The National Institute of Dental and Craniofacial Research (NIDCR) has announced 4 awards totaling approximately $1 million each per year for up to 8 years, supporting outstanding researchers in their pursuit of high-risk, high-reward projects that may enhance our understanding of dental, oral, and craniofacial diseases and conditions.
The Sustaining Outstanding Achievement in Research (SOAR) Awards will go to mid-career investigators with outstanding records of productivity to provide them with stable funding to pursue potentially transformative research programs. This year’s awards will benefit projects in skeletal tissue regeneration, craniofacial malformations, head and neck cancer, and links between viral infections and oral inflammation.
“To ensure the long-term stability of the biomedical research enterprise, we must encourage successful, independent careers for early-stage investigators and retain them as they become more established,” said NIDCR director Martha Somerman, DDS, PhD. “The SOAR Awards will enable these outstanding investigators to continue their career trajectories while pursuing dental, oral, and craniofacial research projects that have the potential to break new ground and ultimately improve human health.”
NIDCR created the SOAR Awards in 2015 to sustain exceptional scientists through a challenging early established career phase when many researchers are at risk of leaving the biomedical workforce due to a hypercompetitive funding environment. NIDCR issued the first round of awards in 2016 with support to a pair of researchers, one focused on tooth regeneration, and the other on the human papilloma virus.
“We are delighted that this round of funding will support diverse areas of dental, oral, and craniofacial science,” said Lillian Shum, PhD, director of NIDCR’s Division of Extramural Research. “Instead of focusing on several short-term projects, as is typical in academia, each investigator will be able to combine their separate but related areas of interest into one larger research program that could significantly advance the field.”
This year’s NIDCR SOAR investigators include Samantha Brugmann, PhD, of Cincinnati Children’s Hospital. She studies neural crest cells that give rise to the facial skeleton during development. Her work seeks to direct these cells to develop into skeletal tissues that can be used to surgically repair craniofacial malformations.
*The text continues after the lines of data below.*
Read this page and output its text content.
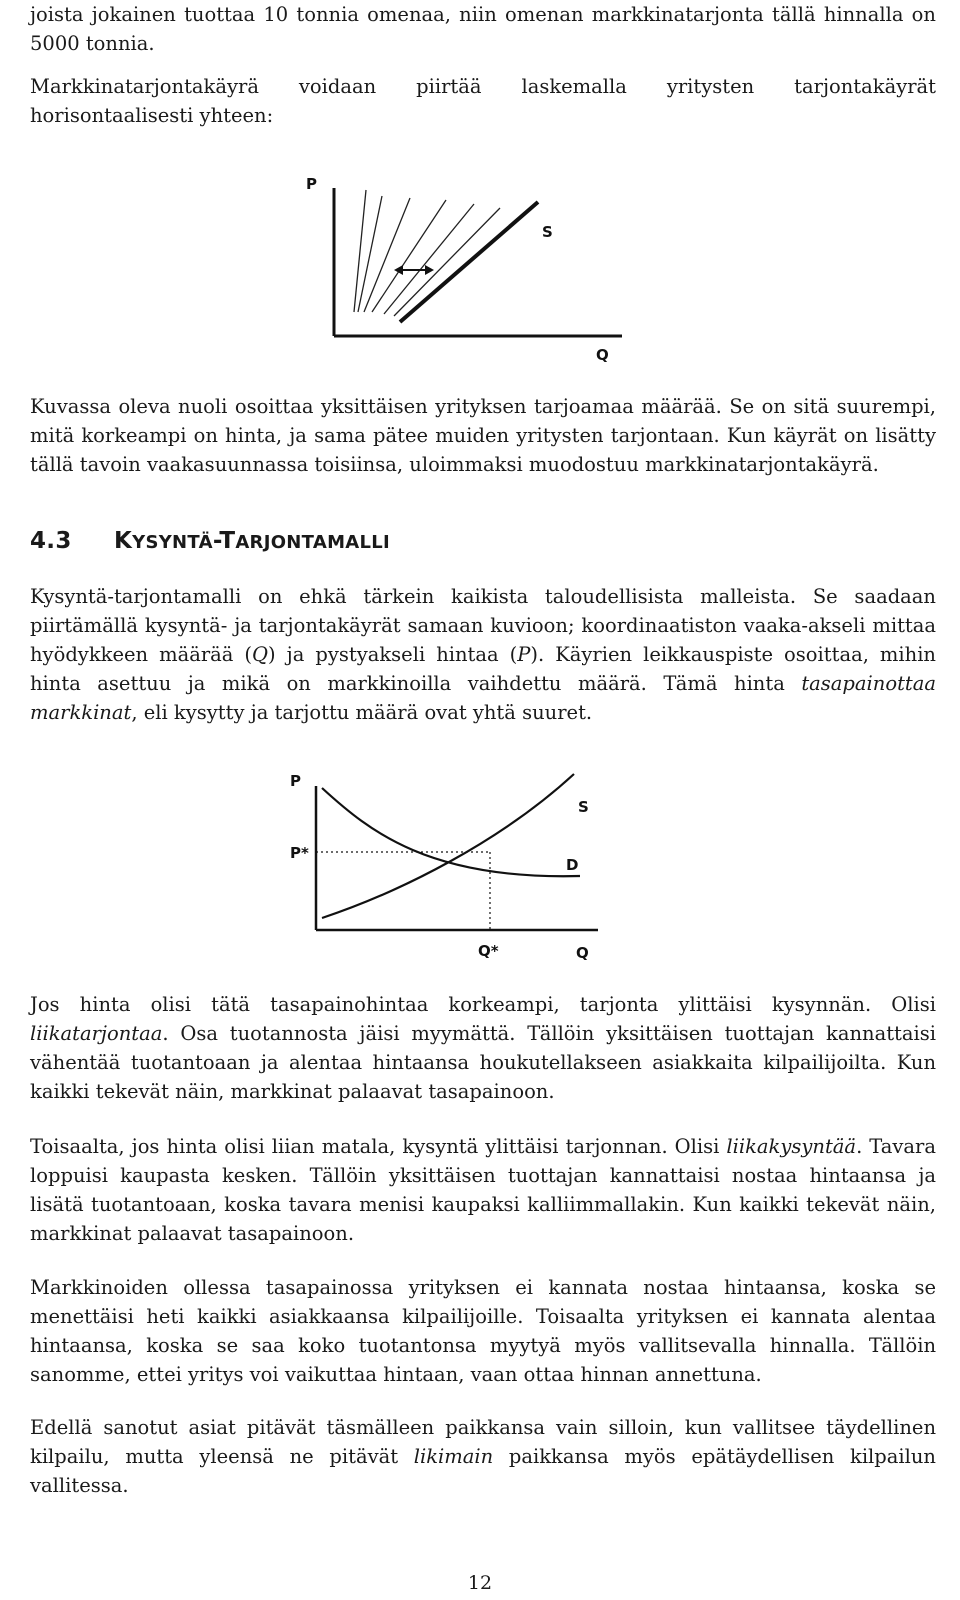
joista jokainen tuottaa 10 tonnia omenaa, niin omenan markkinatarjonta tällä hinnalla on 5000 tonnia.

Markkinatarjontakäyrä voidaan piirtää laskemalla yritysten tarjontakäyrät horisontaalisesti yhteen:

P
S
Q

Kuvassa oleva nuoli osoittaa yksittäisen yrityksen tarjoamaa määrää. Se on sitä suurempi, mitä korkeampi on hinta, ja sama pätee muiden yritysten tarjontaan. Kun käyrät on lisätty tällä tavoin vaakasuunnassa toisiinsa, uloimmaksi muodostuu markkinatarjontakäyrä.

4.3 KYSYNTÄ-TARJONTAMALLI

Kysyntä-tarjontamalli on ehkä tärkein kaikista taloudellisista malleista. Se saadaan piirtämällä kysyntä- ja tarjontakäyrät samaan kuvioon; koordinaatiston vaaka-akseli mittaa hyödykkeen määrää (Q) ja pystyakseli hintaa (P). Käyrien leikkauspiste osoittaa, mihin hinta asettuu ja mikä on markkinoilla vaihdettu määrä. Tämä hinta tasapainottaa markkinat, eli kysytty ja tarjottu määrä ovat yhtä suuret.

P
S
P*
D
Q*	Q

Jos hinta olisi tätä tasapainohintaa korkeampi, tarjonta ylittäisi kysynnän. Olisi liikatarjontaa. Osa tuotannosta jäisi myymättä. Tällöin yksittäisen tuottajan kannattaisi vähentää tuotantoaan ja alentaa hintaansa houkutellakseen asiakkaita kilpailijoilta. Kun kaikki tekevät näin, markkinat palaavat tasapainoon.

Toisaalta, jos hinta olisi liian matala, kysyntä ylittäisi tarjonnan. Olisi liikakysyntää. Tavara loppuisi kaupasta kesken. Tällöin yksittäisen tuottajan kannattaisi nostaa hintaansa ja lisätä tuotantoaan, koska tavara menisi kaupaksi kalliimmallakin. Kun kaikki tekevät näin, markkinat palaavat tasapainoon.

Markkinoiden ollessa tasapainossa yrityksen ei kannata nostaa hintaansa, koska se menettäisi heti kaikki asiakkaansa kilpailijoille. Toisaalta yrityksen ei kannata alentaa hintaansa, koska se saa koko tuotantonsa myytyä myös vallitsevalla hinnalla. Tällöin sanomme, ettei yritys voi vaikuttaa hintaan, vaan ottaa hinnan annettuna.

Edellä sanotut asiat pitävät täsmälleen paikkansa vain silloin, kun vallitsee täydellinen kilpailu, mutta yleensä ne pitävät likimain paikkansa myös epätäydellisen kilpailun vallitessa.

12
Gage Crump, PhD, of the University of Southern California, Los Angeles, uses zebrafish models to unravel the developmental causes of congenital disorders of the head and face and understand how stem cells build, maintain, and repair bones in the head. Ultimately, the NIDCR believes, this knowledge could lead to regenerative medicine treatments for human craniofacial diseases.
Nisha D’Silva, BDS, MSD, PhD, of the University of Michigan, Ann Arbor, examines the molecular pathways that control the spread and recurrence of head and neck cancer. Her findings may ultimately enable clinicians to identify patients who will best respond to existing treatments and might also lead to new treatment strategies, according to NIDCR.
And, Pinghui Feng, PhD, of the University of Southern California, Los Angeles, explores the link between human herpesviruses such as herpes simplex virus and Kaposi’s sarcoma-associated herpesvirus and chronic oral inflammation, which can cause gum disease. Understanding these molecular mechanisms, NIDCR says, may lead to therapies for oral and other inflammatory diseases.